NEW YORK—Putting solar panels, a greenhouse, or a wind turbine on rooftops in the city may soon be much easier.
The City Planning Commission unanimously approved a package of zoning changes on Wednesday, which will make it easier to retrofit existing buildings for greater energy efficiency. ZoneGreen is part of a sweeping initiative, which got started in February 2010. It will now go to City Council for a final review and vote.
According to the commission, it costs New Yorkers $15 billion every year to heat and power the buildings in the city. To save money and energy, green features are encouraged, but zoning crafted 50 years ago limits choices for building owners.
For example, think of the maximum height limit as a horizontal line at 100 feet high. Even buildings under the height limit are constricted by it—a windmill on the roof would have to be less than 100 feet.

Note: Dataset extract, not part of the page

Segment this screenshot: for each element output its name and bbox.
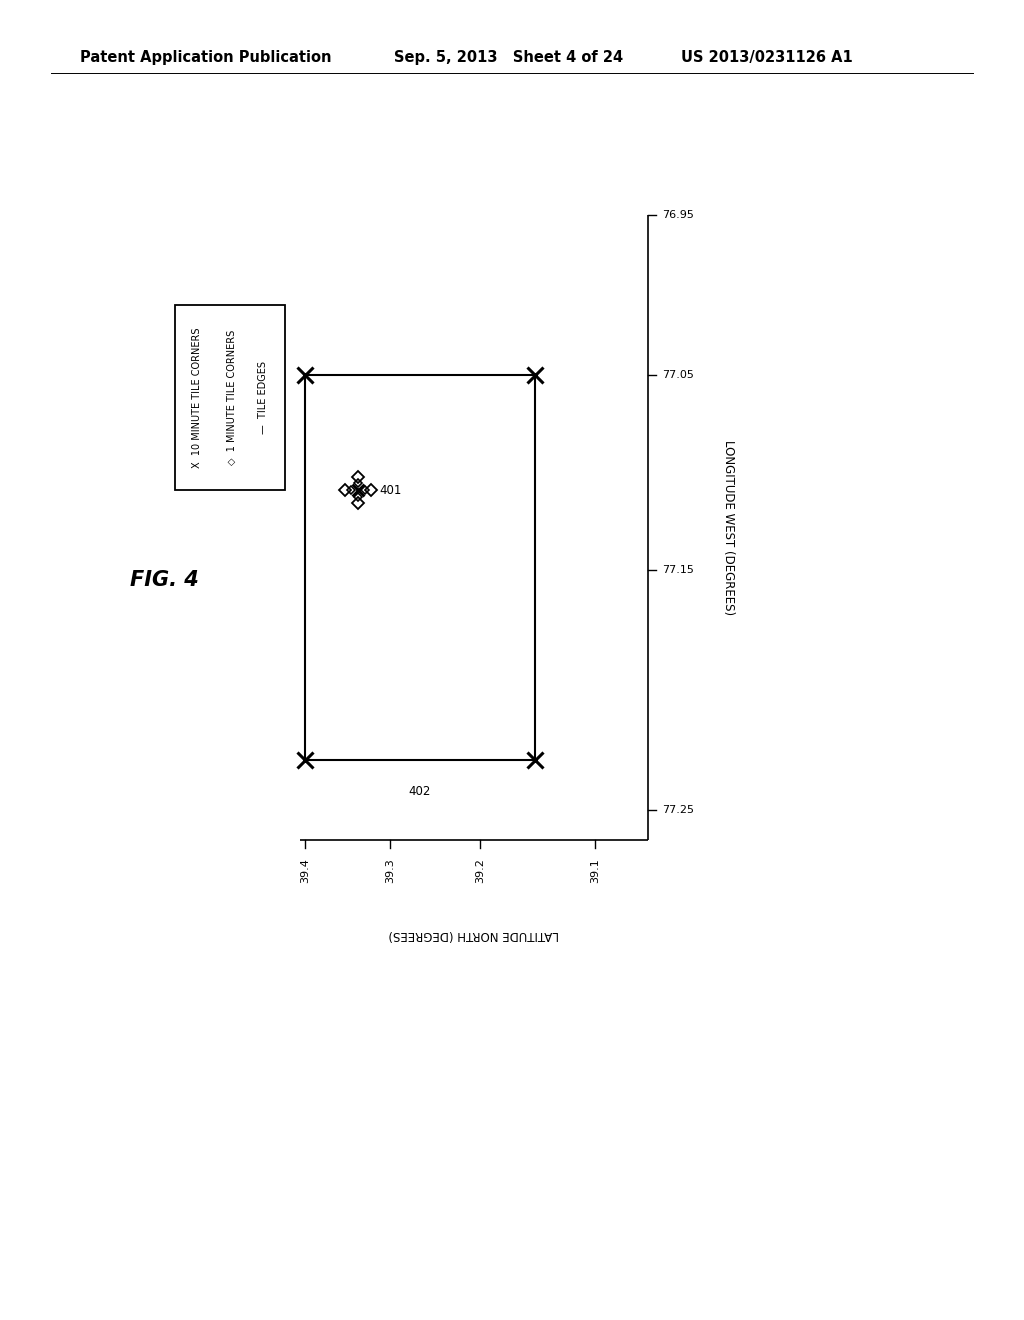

ZoneGreen proposes allowing turbines up to a maximum height of 55 feet on buildings taller than 100 feet. However, the turbine would still need to be 10 feet away from any lot line.
Near the waterfront, freestanding turbines could reach up to 85 feet. Along with the same lot line restriction, the turbine couldn’t be within 10 feet of a waterfront access area.
For rooftop greenhouses, with certification from the commission chair, would be exempt from floor area and height limits. However, they could not be more than 25 feet tall, within 6 feet of a roof edge, and would have to include rainwater harvesting, a technique that prevents rainwater from spilling over the side of buildings.
The greenhouses could not be on top of any residential or mixed-use buildings where people sleep; the approved greenhouses would be for educational use or year-round food production.
“Allowing this only for buildings without sleeping accommodations avoids the temptation to improperly convert rooftop greenhouses to residential use,” states the commission’s website.
In 2011, when approving an amendment about greenhouses, Councilman Lew Fidler said that a scam in Brooklyn had people submitting plans for a greenhouse when they were actually building an illegal sleeping unit.
Solar panels restrictions would also be changed, allowing panels up to 4 feet on flat rooftops, and 3 feet on sloping roofs. Panels larger than 4 feet in diameter would have to be set back 6 feet from the roof’s edge and not cover more than 25 percent of the roof.
“New York is already a world leader in sustainability,” said Amanda Burden, city planning commissioner, in a statement. “With this expansive new initiative, we will ensure an even greener, greater New York.”
The City Council has 50 days to review the proposal.